I use VirtualBox to host a number of different servers as virtual machines. One of these is my Squid Proxy Server, which I use to allow servers on my non-internet facing internal network access to the internet. My Squid server itself runs on Ubuntu, and has two network interfaces configured in the /etc/network/interfaces file:
# The loopback network interface auto lo iface lo inet loopback # The primary network interface - access to host machine and web auto eth0 iface eth0 inet static address 192.168.XXX.YYY netmask 255.255.255.0 network 192.168.XXX.0 broadcast 192.168.XXX.255 gateway 192.168.XXX.ZZZ # Google's public DNS servers dns-nameservers 188.8.131.52, 184.108.40.206 # Secondary network interface - access to internal network only auto eth1 iface eth1 inet static address 192.168.AAA.YYY netmask 255.255.255.0 network 192.168.AAA.0 broadcast 192.168.AAA.255 gateway 192.168.AAA.BBB
Generally I have no problem running these two interfaces together, and the servers in the internal network are able to proxy through this Squid server to the outside world. However, sometimes things get a little messed up, and these servers lose the ability to connect through the proxy.
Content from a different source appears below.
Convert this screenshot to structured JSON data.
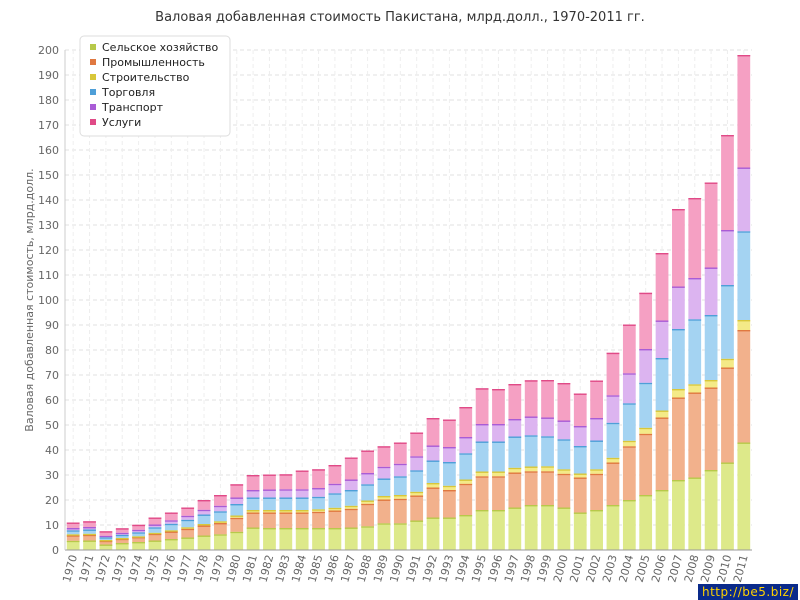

After much hair pulling, I discovered the problem. It happens occasionally (not always) when I restart my proxy server VM. It seems that the network interfaces don’t always get initiated in the way I expect. In a perfect world, eth0 is assigned, then eth1. However, it seems that sometimes eth1 is configured first, sets the default gateway in the routing table, and this prevents eth0 from initialising as the default gateway correctly.
If I try and bring up the interfaces on the proxy when things are going awry, this is what I get returned:
kristian@proxy:~$ sudo ifup eth0 RTNETLINK answers: File exists Failed to bring up eth0. kristian@proxy:~$ sudo ifup eth1 ifup: interface eth1 already configured
Checking my routing table, I see the following entries:
kristian@proxy:~$ netstat -rn Kernel IP routing table Destination Gateway Genmask Flags MSS Window irtt Iface 0.0.0.0 192.168.AAA.BBB 0.0.0.0 UG 0 0 0 eth1 192.168.XXX.0 0.0.0.0 255.255.255.0 U 0 0 0 eth0 192.168.AAA.0 0.0.0.0 255.255.255.0 U 0 0 0 eth1
As you can see both eth0 and eth1 are there, but eth1 has snatched the default gateway. Since my 192.168.AAA (eth1) network is non internet facing, none of my other servers can access the net through the proxy anymore.
My solution is to comment out the entire eth1 interface in /etc/network/interfaces, and restart the machine (I’m aware that a restart is quite drastic – I’m always open to better solutions! If you have one, please let me know!). Once it comes back up, I can see that my routing table now has the information that I need to access the internet, but it’s missing my internal network as expected:
kristian@proxy:~$ netstat -rn Kernel IP routing table Destination Gateway Genmask Flags MSS Window irtt Iface 0.0.0.0 192.168.XXX.ZZZ 0.0.0.0 UG 0 0 0 eth0 192.168.XXX.0 0.0.0.0 255.255.255.0 U 0 0 0 eth0
By then uncommenting eth1 again in the /etc/network/interfaces file, and bringing up the interface, you get the ‘RTNETLINK’ error on eth1, not eth0 this time. However a final check of the routing table shows that all is as it should be:
kristian@proxy:~$ sudo ifup eth1 RTNETLINK answers: File exists Failed to bring up eth1. kristian@proxy:~$ netstat -rn Kernel IP routing table Destination Gateway Genmask Flags MSS Window irtt Iface 0.0.0.0 192.168.XXX.ZZZ 0.0.0.0 UG 0 0 0 eth0 192.168.XXX.0 0.0.0.0 255.255.255.0 U 0 0 0 eth0 192.168.AAA.0 0.0.0.0 255.255.255.0 U 0 0 0 eth1
Now eth0 controls the default gateway as it should, my internal network is configured, and my servers can proxy away to their hearts content!
Moral of the story: Don’t assume anything is initialised in a specific order based on its name.